Placeholder Image

Subtitles section Play video

  • In this video, we'll introduce terms and notation that we'll use throughout this course.

  • Let's start with variable types.

  • We'll compare and contrast two pairs of variable types.

  • Here's the first.

  • The first pair is response variable versus explanatory variable.

  • The analyst is primarily interested in the response variable.

  • We want to know if, and how, we can understand the response variable better using other variables.

  • In the Commute and Chris setup, questions 1 and 2 have commute as the response variable.

  • Chris hopes to understand how commute is affected by other variables.

  • The response variable goes by other names, like output variable and dependent variable.

  • In contrast, an explanatory variable is any variable used to study the response variable.

  • The goal here is to find potential relationships between the response variable and an explanatory variable.

  • In the Commute and Chris setup, question 1 uses departure as an explanatory variable to analyze commute.

  • We also call explanatory variables input variables or independent variables.

  • Sometimes, we may even call them predictors or features.

  • Even though we can call response and explanatory variables dependent and independent variables, they are conceptually different from the independent random variables that we encountered in probability.

  • Okay, that's our first pair.

  • Our second variable type pair is a quantitative variable versus a qualitative variable.

  • As the name suggests, quantitative variables take on quantities, which we can divide into two main groups, which creates count variables and continuous variables.

  • Count variables take on non-negative integers, while continuous variables take on values from an interval.

  • We commonly call qualitative variables as categorical variables.

  • These variables take on a small number of possible categories, also known as classes or levels.

  • It's common that we'll assign numbers to the categories, but this does not convert the variables into count variables.

  • Okay, let's review the commute and Chris setup and categorize the eight variables into count, continuous, and categorical variables.

  • Commute is measured in minutes.

  • Because any value exceeding zero is possible, commute is a continuous variable.

  • For similar reasons, departure, temp, and precip chance are also continuous variables.

  • They just take on values from different intervals.

  • Next, precip, season, and accident all take on two or four possible outcomes, making them categorical variables.

  • Last is police, which takes on non-negative integers, making it a count variable.

  • We can subdivide categorical variables further into nominal and ordinal variables.

  • If there's not a meaningful order to the categories, then it's a nominal variable.

  • In the case where we assign numbers to categories, the numbers only act as labels.

  • If there is a meaningful order to the categories, then it's an ordinal variable.

  • In the case where numbers are assigned to the categories, the numbers communicate the order.

  • Let's use season from the commute and Chris setup as an example.

  • If we assign 1 to winter, 2 to spring, 3 to summer, and 4 to fall, then the categories follow the calendar seasons in sequence and therefore have meaningful order.

  • This makes season an ordinal variable.

  • If instead we assign numbers based on alphabetical order of the seasons, then we do not have meaningful order to the categories.

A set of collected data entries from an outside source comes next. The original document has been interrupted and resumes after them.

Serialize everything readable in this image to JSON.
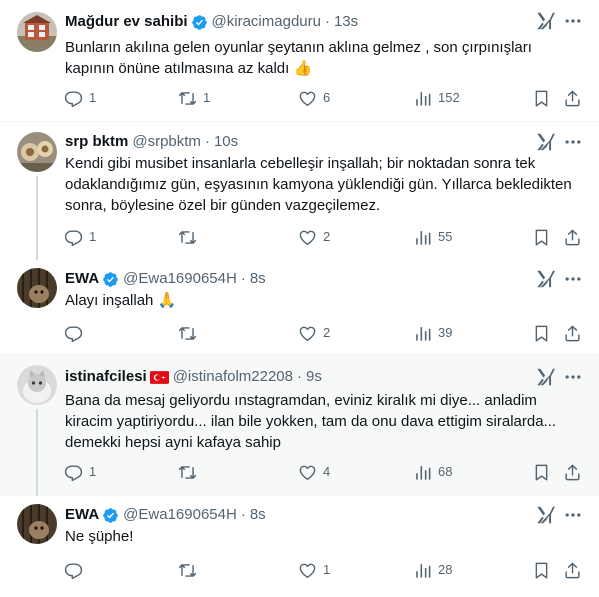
{
  "tweets": [
    {
      "name": "Mağdur ev sahibi",
      "handle": "@kiracimagduru",
      "time": "13s",
      "text_lines": [
        "Bunların akılına gelen oyunlar şeytanın aklına gelmez , son çırpınışları",
        "kapının önüne atılmasına az kaldı 👍"
      ],
      "replies": "1",
      "reposts": "1",
      "likes": "6",
      "views": "152"
    },
    {
      "name": "srp bktm",
      "handle": "@srpbktm",
      "time": "10s",
      "text_lines": [
        "Kendi gibi musibet insanlarla cebelleşir inşallah; bir noktadan sonra tek",
        "odaklandığımız gün, eşyasının kamyona yüklendiği gün. Yıllarca bekledikten",
        "sonra, böylesine özel bir günden vazgeçilemez."
      ],
      "replies": "1",
      "reposts": "",
      "likes": "2",
      "views": "55"
    },
    {
      "name": "EWA",
      "handle": "@Ewa1690654H",
      "time": "8s",
      "text_lines": [
        "Alayı inşallah 🙏"
      ],
      "replies": "",
      "reposts": "",
      "likes": "2",
      "views": "39"
    },
    {
      "name": "istinafcilesi",
      "handle": "@istinafolm22208",
      "time": "9s",
      "text_lines": [
        "Bana da mesaj geliyordu ınstagramdan, eviniz kiralık mi diye... anladim",
        "kiracim yaptiriyordu... ilan bile yokken, tam da onu dava ettigim siralarda...",
        "demekki hepsi ayni kafaya sahip"
      ],
      "replies": "1",
      "reposts": "",
      "likes": "4",
      "views": "68"
    },
    {
      "name": "EWA",
      "handle": "@Ewa1690654H",
      "time": "8s",
      "text_lines": [
        "Ne şüphe!"
      ],
      "replies": "",
      "reposts": "",
      "likes": "1",
      "views": "28"
    }
  ],
  "dot": "·",
  "colors": {
    "verified": "#1d9bf0",
    "secondary_text": "#536471",
    "highlight_bg": "#f7f9f9"
  },
  "icons": [
    "verified-badge-icon",
    "turkey-flag-icon",
    "grok-icon",
    "more-icon",
    "reply-icon",
    "repost-icon",
    "like-icon",
    "views-icon",
    "bookmark-icon",
    "share-icon"
  ]
}
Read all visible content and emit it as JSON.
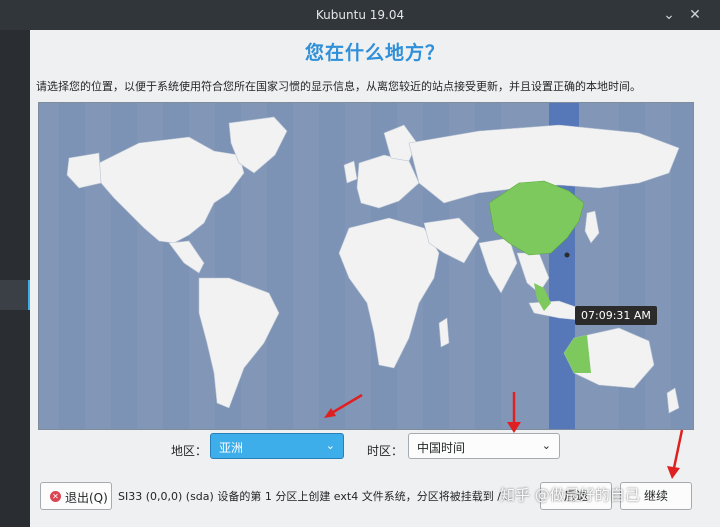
{
  "window": {
    "title": "Kubuntu 19.04",
    "minimize_glyph": "⌄",
    "close_glyph": "✕"
  },
  "page": {
    "heading": "您在什么地方？",
    "subtitle": "请选择您的位置，以便于系统使用符合您所在国家习惯的显示信息，从离您较近的站点接受更新，并且设置正确的本地时间。"
  },
  "map": {
    "time_label": "07:09:31 AM"
  },
  "region": {
    "label": "地区：",
    "value": "亚洲"
  },
  "zone": {
    "label": "时区：",
    "value": "中国时间"
  },
  "footer": {
    "quit_label": "退出(Q)",
    "status_text": "SI33 (0,0,0) (sda) 设备的第 1 分区上创建 ext4 文件系统，分区将被挂载到 /...",
    "back_label": "后退",
    "next_label": "继续"
  },
  "watermark": {
    "text": "知乎 @做最好的自己"
  },
  "colors": {
    "accent": "#3daee9",
    "heading": "#2f8fd8",
    "map_ocean": "#8297b8",
    "land": "#f2f2f2",
    "selected_country": "#7dc95e",
    "timezone_band": "#5677b8",
    "annotation_arrow": "#e02020"
  }
}
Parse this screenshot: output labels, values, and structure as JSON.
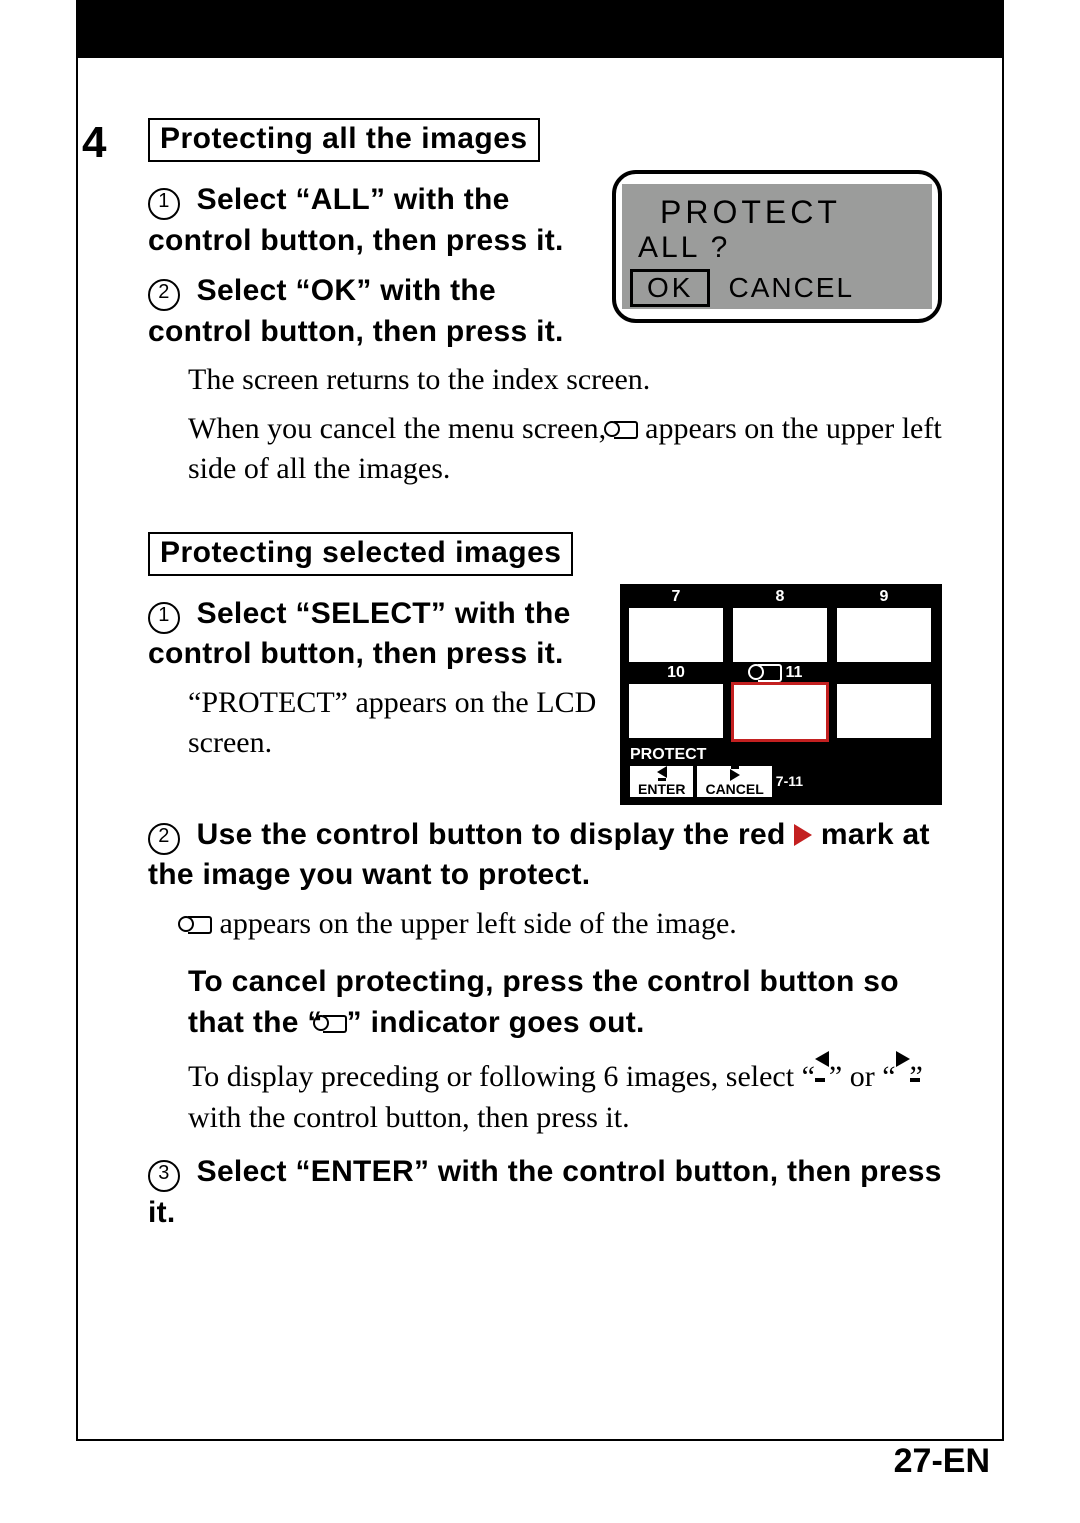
{
  "step_number": "4",
  "section_a": {
    "title": "Protecting all the images",
    "step1": "Select “ALL” with the control button, then press it.",
    "step2": "Select “OK” with the control button, then press it.",
    "result1": "The screen returns to the index screen.",
    "result2a": "When you cancel the menu screen, ",
    "result2b": " appears on the upper left side of all the images.",
    "lcd": {
      "line1": "PROTECT",
      "line2": "ALL ?",
      "ok": "OK",
      "cancel": "CANCEL"
    }
  },
  "section_b": {
    "title": "Protecting selected images",
    "step1": "Select “SELECT” with the control button, then press it.",
    "step1_result": "“PROTECT” appears on the LCD screen.",
    "step2a": "Use the control button to display the red ",
    "step2b": " mark at the image you want to protect.",
    "step2_resulta": "",
    "step2_resultb": " appears on the upper left side of the image.",
    "cancel_a": "To cancel protecting, press the control button so that the “",
    "cancel_b": "” indicator goes out.",
    "nav_a": "To display preceding or following 6 images, select “",
    "nav_b": "” or “",
    "nav_c": "” with the control button, then press it.",
    "step3": "Select “ENTER” with the control button, then press it.",
    "grid": {
      "nums": [
        "7",
        "8",
        "9",
        "10",
        "11"
      ],
      "label": "PROTECT",
      "enter": "ENTER",
      "cancel": "CANCEL",
      "range": "7-11"
    }
  },
  "page_number": "27-EN"
}
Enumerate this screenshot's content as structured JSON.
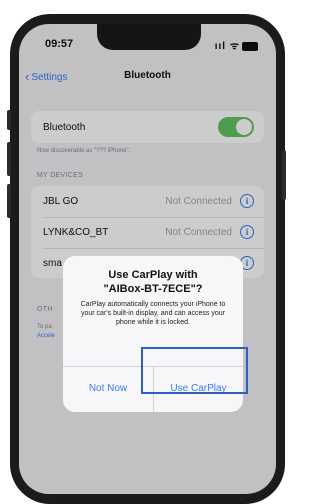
{
  "status_bar": {
    "time": "09:57",
    "signal_glyphs": "ııl ᯤ"
  },
  "nav": {
    "back_label": "Settings",
    "title": "Bluetooth"
  },
  "bluetooth_toggle": {
    "label": "Bluetooth",
    "on": true,
    "color": "#63c466"
  },
  "discoverable_note": "Now discoverable as \"??? iPhone\".",
  "my_devices": {
    "header": "MY DEVICES",
    "items": [
      {
        "name": "JBL GO",
        "status": "Not Connected"
      },
      {
        "name": "LYNK&CO_BT",
        "status": "Not Connected"
      },
      {
        "name": "sma",
        "status": ""
      }
    ]
  },
  "other_devices": {
    "header": "OTH",
    "note_line1": "To pa",
    "note_line2": "Accele"
  },
  "alert": {
    "title_line1": "Use CarPlay with",
    "title_line2": "\"AIBox-BT-7ECE\"?",
    "message": "CarPlay automatically connects your iPhone to your car's built-in display, and can access your phone while it is locked.",
    "cancel_label": "Not Now",
    "confirm_label": "Use CarPlay"
  },
  "colors": {
    "accent": "#3a7cf5",
    "highlight": "#2f5fb8"
  }
}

  • And this makes season a nominal variable.

  • Now that we've explored variable types, let's establish basic notation that we'll use throughout this course.

  • We denote variables in general by the letter x.

  • If there are multiple variables, we use the subscript j to distinguish between variables.

  • However, it's common to use the letter y to denote response variables.

  • We use p to represent the number of variables in a dataset, excluding the response variable if there is one.

  • This means j can take on integer values from 1 to p.

  • For example, x sub 2 represents the second explanatory variable.

  • Now, what if we want to refer to a specific observation of a variable?

  • We use subscript i for this, and the letter n represents the total number of observations in the dataset.

  • This means i can take on integer values from 1 to n.

  • Using the commute and Chris scenario as an example, the fifth observation contains values from the fifth recorded day.

  • These include y sub 5, the response variable data point recorded on that day, and x sub 5 comma 1 through x sub 5 comma p, data points for the explanatory variables from the same day.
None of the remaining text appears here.